Congress and the way ahead for America’s young “Dreamers” as the Trump administration lays out its stand on DACA.
The fate of 800,000 so-called “Dreamers” in the balance today as the Trump administration rolls out its plan for the Obama-era DACA program that allowed children brought young and undocumented to this country a grace period in which they could work and study and live. On the campaign trail, Donald Trump promised to end the Obama program. Today, the country sees what that may mean. Up next On Point: DACA, the dreamers, and the Trump way ahead. — Tom Ashbrook.
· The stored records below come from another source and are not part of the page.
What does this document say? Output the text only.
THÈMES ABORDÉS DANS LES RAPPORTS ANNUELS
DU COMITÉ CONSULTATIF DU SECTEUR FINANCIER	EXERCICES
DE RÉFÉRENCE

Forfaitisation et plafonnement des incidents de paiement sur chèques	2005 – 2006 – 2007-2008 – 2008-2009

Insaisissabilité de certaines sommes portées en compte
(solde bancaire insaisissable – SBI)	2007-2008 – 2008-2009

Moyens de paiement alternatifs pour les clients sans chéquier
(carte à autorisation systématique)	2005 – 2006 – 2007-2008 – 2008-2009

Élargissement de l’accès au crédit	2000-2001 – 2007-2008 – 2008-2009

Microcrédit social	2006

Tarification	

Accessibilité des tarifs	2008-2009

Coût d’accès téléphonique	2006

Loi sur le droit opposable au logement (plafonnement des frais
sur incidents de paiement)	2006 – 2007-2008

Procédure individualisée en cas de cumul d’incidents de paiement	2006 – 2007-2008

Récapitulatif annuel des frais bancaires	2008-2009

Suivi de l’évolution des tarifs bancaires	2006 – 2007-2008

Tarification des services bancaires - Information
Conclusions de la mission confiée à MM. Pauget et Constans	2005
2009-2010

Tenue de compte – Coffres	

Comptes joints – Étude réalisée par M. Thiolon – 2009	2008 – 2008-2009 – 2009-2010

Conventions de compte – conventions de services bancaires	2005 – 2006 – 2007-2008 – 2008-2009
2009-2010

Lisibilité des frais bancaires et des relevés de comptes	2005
Rose Cuison Villazor, Law professor at the University of California at Davis and co-editor of “The Immigration and Nationality Act of 1965: Legislating a New America.”
From Tom’s Reading List
The New York Times: On DACA, President Trump Has No Easy Path — “Mr. Trump’s chief of staff, John F. Kelly, who had wrestled with crafting a compromise in his previous job as the president’s homeland security secretary, began consulting with Republican lawmakers and staff members for a quick fix, according to three officials familiar with the situation. He finally arrived at an inelegant solution to an intractable problem: Delaying a decision on the final fate of about 800,000 “Dreamers” covered by President Barack Obama’s executive action for six months, and putting it on Congress to come up with a legislative solution to the problem.”
Politico: Trump’s Punt To Congress On DACA Threatens New GOP Rift — “A growing number of Republicans have urged Trump not to end the Deferred Action for Childhood Arrivals program — with some lashing out against the president in harsh terms — while other GOP lawmakers have indicated he is not ending the five-year-old initiative quickly enough.”
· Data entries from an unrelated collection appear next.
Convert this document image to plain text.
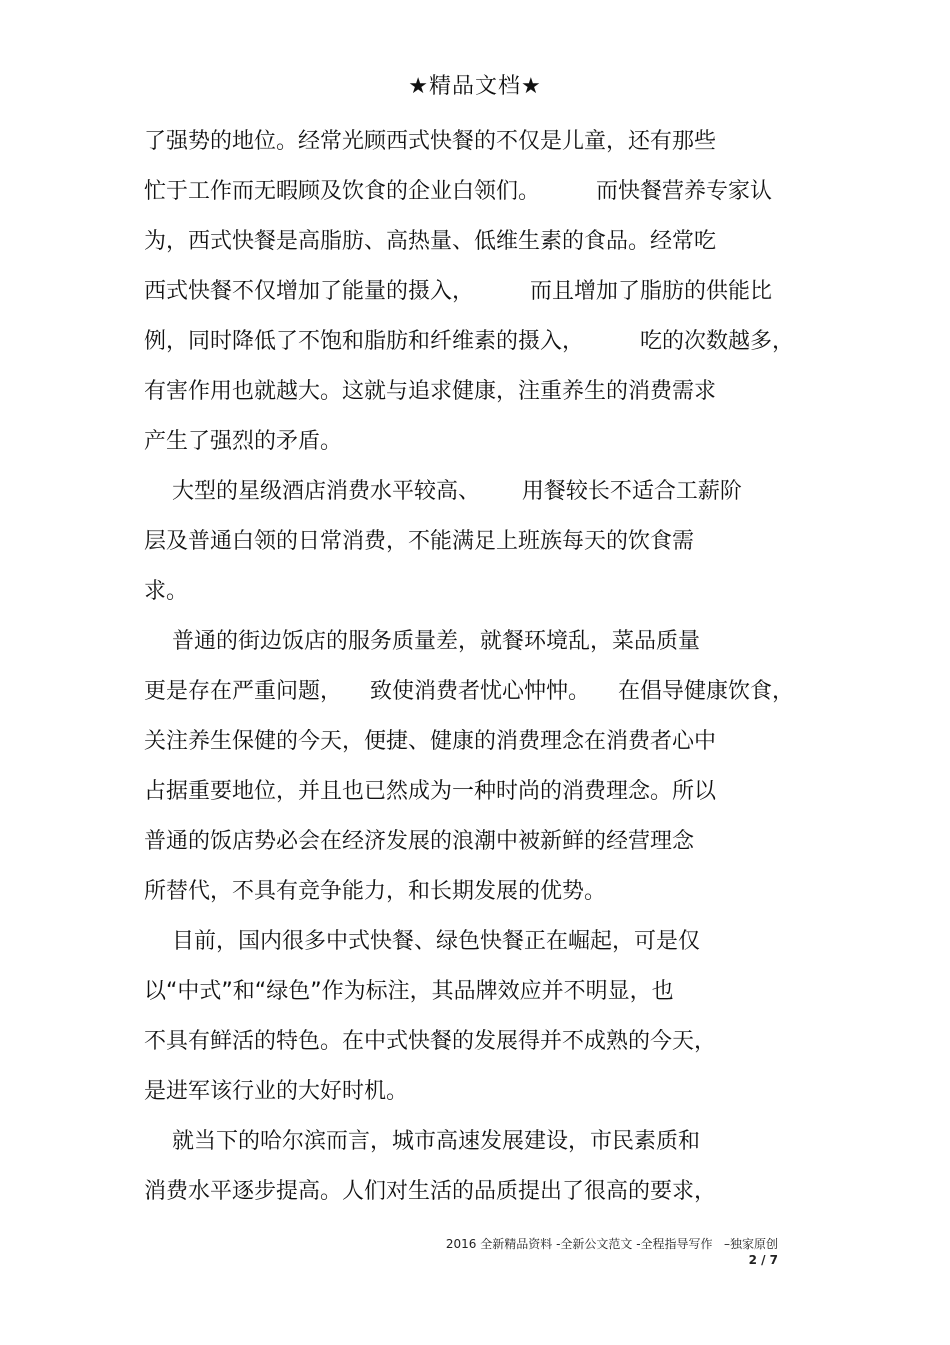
★精品文档★
了强势的地位。经常光顾西式快餐的不仅是儿童，还有那些
忙于工作而无暇顾及饮食的企业白领们。        而快餐营养专家认
为，西式快餐是高脂肪、高热量、低维生素的食品。经常吃
西式快餐不仅增加了能量的摄入，        而且增加了脂肪的供能比
例，同时降低了不饱和脂肪和纤维素的摄入，        吃的次数越多，
有害作用也就越大。这就与追求健康，注重养生的消费需求
产生了强烈的矛盾。
大型的星级酒店消费水平较高、      用餐较长不适合工薪阶
层及普通白领的日常消费，不能满足上班族每天的饮食需
求。
普通的街边饭店的服务质量差，就餐环境乱，菜品质量
更是存在严重问题，    致使消费者忧心忡忡。    在倡导健康饮食，
关注养生保健的今天，便捷、健康的消费理念在消费者心中
占据重要地位，并且也已然成为一种时尚的消费理念。所以
普通的饭店势必会在经济发展的浪潮中被新鲜的经营理念
所替代，不具有竞争能力，和长期发展的优势。
目前，国内很多中式快餐、绿色快餐正在崛起，可是仅
以“中式”和“绿色”作为标注，其品牌效应并不明显，也
不具有鲜活的特色。在中式快餐的发展得并不成熟的今天，
是进军该行业的大好时机。
就当下的哈尔滨而言，城市高速发展建设，市民素质和
消费水平逐步提高。人们对生活的品质提出了很高的要求，
2016 全新精品资料 -全新公文范文 -全程指导写作   –独家原创
2 / 7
The New York Times: What Do Dreamers Do Now? — “Allowing the government to use the information obtained through DACA to find these individuals and remove them would not only be heartless, but would set a dangerous precedent. Even if Congress, sometime in the future, were to enact a legislative equivalent of DACA, what are the chances that undocumented immigrants would once again put their faith in a government database?”